The Government reviews relevant codes and guidelines from time to time having regard to practical needs in order to ensure the safety of residents. SWD set up a working group in June 2017, with members comprising stakeholders from different sectors, to put forth concrete suggestions for the amendments of the Ordinance, its subsidiary legislation and the CoP. Separately, SWD is currently reviewing, in collaboration with DH and HA, the Operational Manual on Drug Management with a view to providing clearer guidelines for the operators and care staff of RCHEs. SWD will consider introducing guidelines relating to use of technology in revising the CoP and the Operational Manual on Drug Management.

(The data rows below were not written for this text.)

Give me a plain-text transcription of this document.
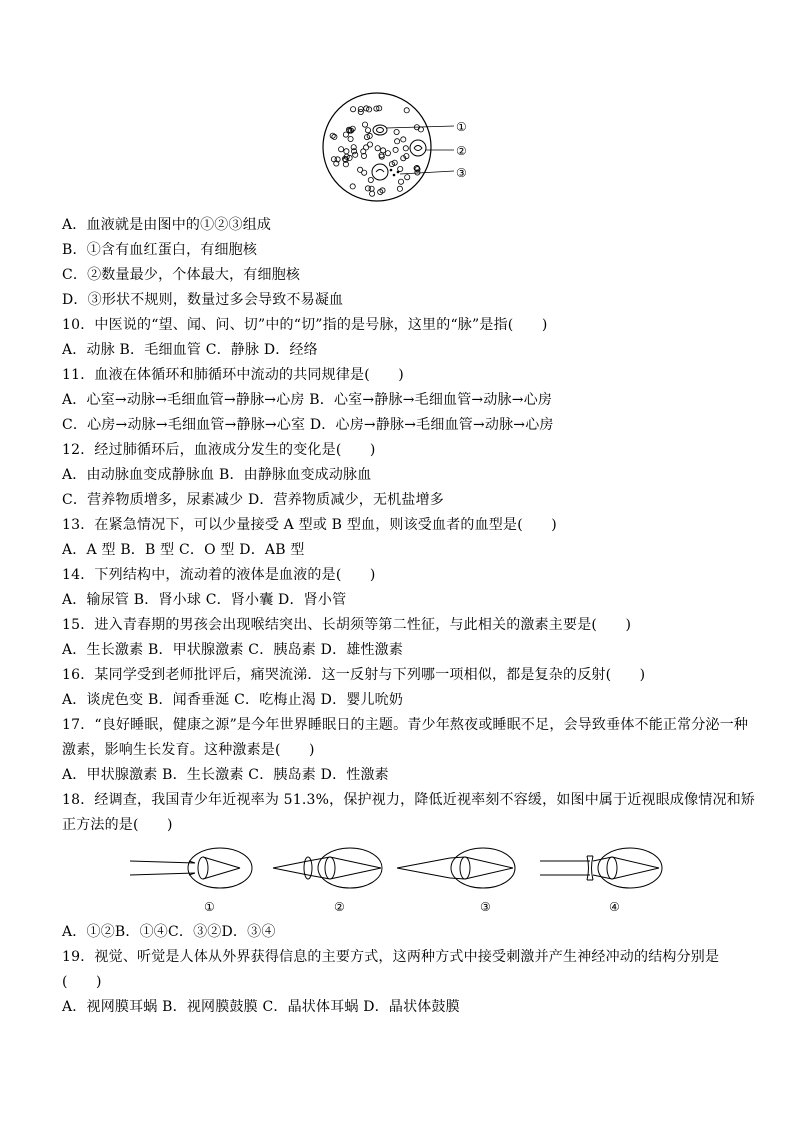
①
②
③
A．血液就是由图中的①②③组成
B．①含有血红蛋白，有细胞核
C．②数量最少，个体最大，有细胞核
D．③形状不规则，数量过多会导致不易凝血
10．中医说的“望、闻、问、切”中的“切”指的是号脉，这里的“脉”是指(　　)
A．动脉 B．毛细血管 C．静脉 D．经络
11．血液在体循环和肺循环中流动的共同规律是(　　)
A．心室→动脉→毛细血管→静脉→心房 B．心室→静脉→毛细血管→动脉→心房
C．心房→动脉→毛细血管→静脉→心室 D．心房→静脉→毛细血管→动脉→心房
12．经过肺循环后，血液成分发生的变化是(　　)
A．由动脉血变成静脉血 B．由静脉血变成动脉血
C．营养物质增多，尿素减少 D．营养物质减少，无机盐增多
13．在紧急情况下，可以少量接受 A 型或 B 型血，则该受血者的血型是(　　)
A．A 型 B．B 型 C．O 型 D．AB 型
14．下列结构中，流动着的液体是血液的是(　　)
A．输尿管 B．肾小球 C．肾小囊 D．肾小管
15．进入青春期的男孩会出现喉结突出、长胡须等第二性征，与此相关的激素主要是(　　)
A．生长激素 B．甲状腺激素 C．胰岛素 D．雄性激素
16．某同学受到老师批评后，痛哭流涕．这一反射与下列哪一项相似，都是复杂的反射(　　)
A．谈虎色变 B．闻香垂涎 C．吃梅止渴 D．婴儿吮奶
17．“良好睡眠，健康之源”是今年世界睡眠日的主题。青少年熬夜或睡眠不足，会导致垂体不能正常分泌一种
激素，影响生长发育。这种激素是(　　)
A．甲状腺激素 B．生长激素 C．胰岛素 D．性激素
18．经调查，我国青少年近视率为 51.3%，保护视力，降低近视率刻不容缓，如图中属于近视眼成像情况和矫
正方法的是(　　)
①	②	③	④
A．①②B．①④C．③②D．③④
19．视觉、听觉是人体从外界获得信息的主要方式，这两种方式中接受刺激并产生神经冲动的结构分别是
(　　)
A．视网膜耳蜗 B．视网膜鼓膜 C．晶状体耳蜗 D．晶状体鼓膜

(3) Through different programmes under the Innovation and Technology Fund (ITF), the Innovation and Technology Commission has been subsidising and encouraging universities, local public research institutions (e.g. research and development (R&D) centres) and private companies to conduct R&D projects in various technology areas and conduct trials of their R&D outcomes in the public sector, including projects involving gerontechnology. For instance, the Government provides additional funding for ITF funded R&D projects as well as the incubatees of the Hong Kong Science and Technology Parks Corporation and Cyberport through the Public Sector Trial Scheme for the production of prototypes/samples for trials in the public sector (e.g. elderly service units subvented by SWD). In addition, the Innovation and Technology Fund for Better Living launched by ITB supports eligible organisations in applying innovation and technology to improve people's daily life or address the needs of specific community groups (including elderly persons).

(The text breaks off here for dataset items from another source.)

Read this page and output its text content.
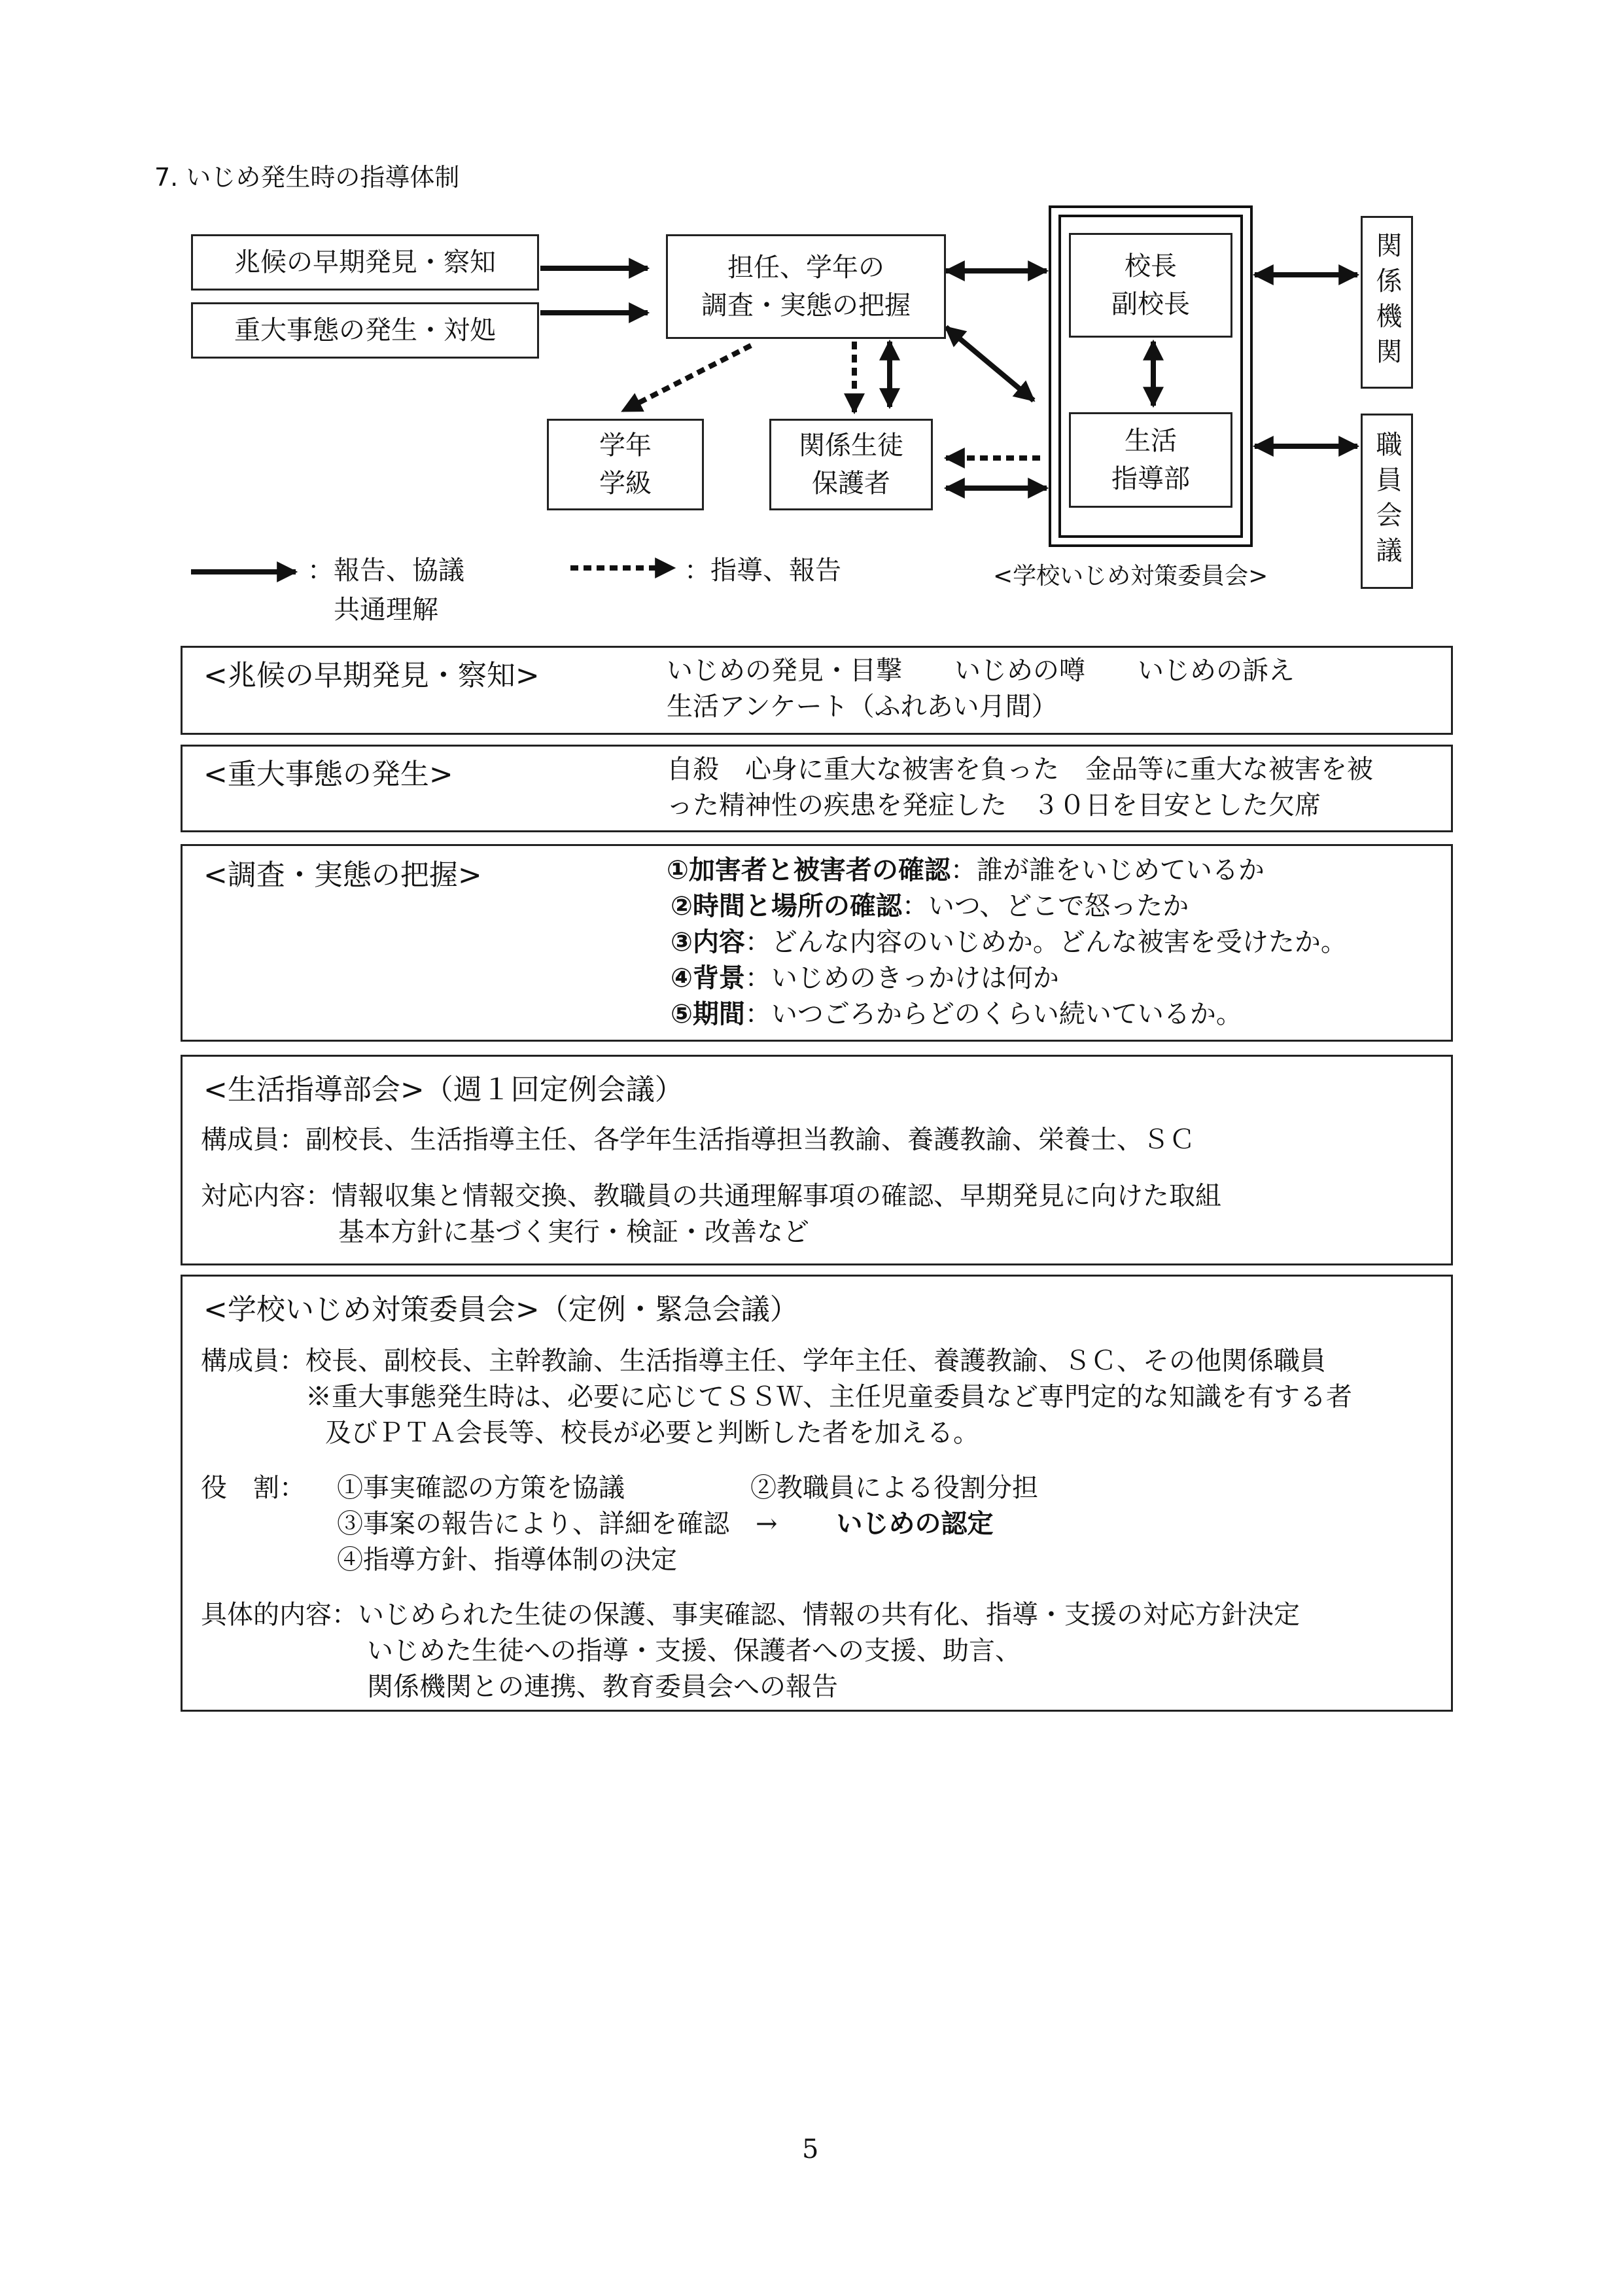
7. いじめ発生時の指導体制
兆候の早期発見・察知
重大事態の発生・対処
担任、学年の
調査・実態の把握
学年
学級
関係生徒
保護者
校長
副校長
生活
指導部
関係機関
職員会議
：報告、協議
　共通理解
：指導、報告	<学校いじめ対策委員会>
<兆候の早期発見・察知>	いじめの発見・目撃　　いじめの噂　　いじめの訴え
生活アンケート（ふれあい月間）
<重大事態の発生>	自殺　心身に重大な被害を負った　金品等に重大な被害を被
った精神性の疾患を発症した　３０日を目安とした欠席
<調査・実態の把握>	①加害者と被害者の確認：誰が誰をいじめているか
②時間と場所の確認：いつ、どこで怒ったか
③内容：どんな内容のいじめか。どんな被害を受けたか。
④背景：いじめのきっかけは何か
⑤期間：いつごろからどのくらい続いているか。
<生活指導部会>（週１回定例会議）
構成員：副校長、生活指導主任、各学年生活指導担当教諭、養護教諭、栄養士、ＳＣ
対応内容：情報収集と情報交換、教職員の共通理解事項の確認、早期発見に向けた取組
基本方針に基づく実行・検証・改善など
<学校いじめ対策委員会>（定例・緊急会議）
構成員：校長、副校長、主幹教諭、生活指導主任、学年主任、養護教諭、ＳＣ、その他関係職員
※重大事態発生時は、必要に応じてＳＳＷ、主任児童委員など専門定的な知識を有する者
及びＰＴＡ会長等、校長が必要と判断した者を加える。
役　割： ①事実確認の方策を協議	②教職員による役割分担
③事案の報告により、詳細を確認　→ いじめの認定
④指導方針、指導体制の決定
具体的内容：いじめられた生徒の保護、事実確認、情報の共有化、指導・支援の対応方針決定
いじめた生徒への指導・支援、保護者への支援、助言、
関係機関との連携、教育委員会への報告
5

As announced in The Chief Executive's 2017 Policy Address, the Government will earmark $1 billion for a fund to subsidise elderly and rehabilitation service units to try out and procure technology products, so as to improve the quality of life of service users as well as reduce the burden and pressure on care staff and carers. The new fund will be named as the Innovation and Technology Fund for Application in Elderly and Rehabilitation Care. Eligible elderly and rehabilitation service units can apply to the fund for subsidies to procure or rent technology products or try out newly developed technology products. The grant may cover the cost of staff training on how to use the relevant technology products and the cost of warranty/maintenance of the products for a maximum of five years. The Government plans to launch the fund in the fourth quarter of 2018. At the same time, SWD will invite relevant organisations and institutions as working partners to promote advanced technology products among the sector. SWD will also commission the Hong Kong Council of Social Service (HKCSS) to promote to the sector the application of innovative technology in long-term care services. HKCSS will co-ordinate and facilitate experience exchange and partnership among various stakeholders.
The Government will continue to promote the development of gerontechnology through communication and collaboration among the bureaux and departments concerned.